“I never had any time to acquire tastes. I kept what the Lord gave me,” said Sylvia, but she smiled. She was delighted because Horace had taken a second piece of pie.

“I didn't know as you'd relish our fare after living in a Boston hotel all your vacation,” said she.

“People can talk about hotel tables all they want to,” declared Horace. “Give me home cooking like yours every time. I haven't eaten a blessed thing that tasted good since I went away.”

Henry and Sylvia looked lovingly at Horace. He was a large man, blond, with a thick shock of fair hair, and he wore gray tweeds rather loose for him, which had always distressed Sylvia.

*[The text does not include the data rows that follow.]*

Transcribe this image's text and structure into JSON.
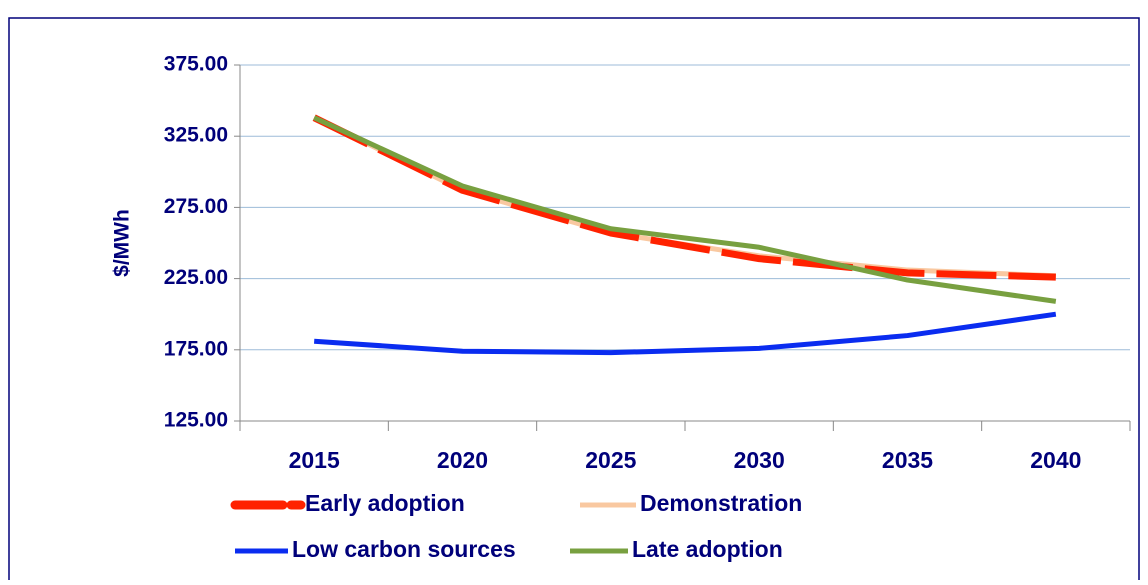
{
  "chart_data": {
    "type": "line",
    "ylabel": "$/MWh",
    "categories": [
      "2015",
      "2020",
      "2025",
      "2030",
      "2035",
      "2040"
    ],
    "ylim": [
      125,
      375
    ],
    "yticks": [
      {
        "value": 125,
        "label": "125.00"
      },
      {
        "value": 175,
        "label": "175.00"
      },
      {
        "value": 225,
        "label": "225.00"
      },
      {
        "value": 275,
        "label": "275.00"
      },
      {
        "value": 325,
        "label": "325.00"
      },
      {
        "value": 375,
        "label": "375.00"
      }
    ],
    "grid": true,
    "series": [
      {
        "name": "Early adoption",
        "color": "#ff2200",
        "dashed": true,
        "values": [
          338,
          287,
          257,
          239,
          229,
          226
        ]
      },
      {
        "name": "Demonstration",
        "color": "#f9c8a0",
        "values": [
          338,
          287,
          257,
          241,
          231,
          227
        ]
      },
      {
        "name": "Low carbon sources",
        "color": "#0a2cf0",
        "values": [
          181,
          174,
          173,
          176,
          185,
          200
        ]
      },
      {
        "name": "Late adoption",
        "color": "#78a040",
        "values": [
          338,
          290,
          260,
          247,
          224,
          209
        ]
      }
    ]
  }
}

She had often told Henry that it seemed to her if he would wear a nice suit of black broadcloth it would be more in keeping with his position as high-school principal. He wore a red tie, too, and Sylvia had an inborn conviction that red was not to be worn by fair people, male or female.

However, she loved and admired Horace in spite of these minor drawbacks, and had a fiercely maternal impulse of protection towards him. She was convinced that every mother in East Westland, with a marriageable daughter, and every daughter, had matrimonial designs upon him; and she considered that none of them were good enough for him. She did not wish him to marry in any case. She had suspicions about young women whom he might have met while on his vacation.

After supper, when the dishes had been cleared away, and they sat in the large south room, and Horace had admired that and its furnishings, Sylvia led up to the subject.

“I suppose you know a good many people in Boston,” she remarked.

“Yes,” replied Horace. “You know, I was born and brought up and educated there, and lived there until my people died.”

“I suppose you know a good many young ladies.”

“Thousands,” said Horace; “but none of them will look at me.”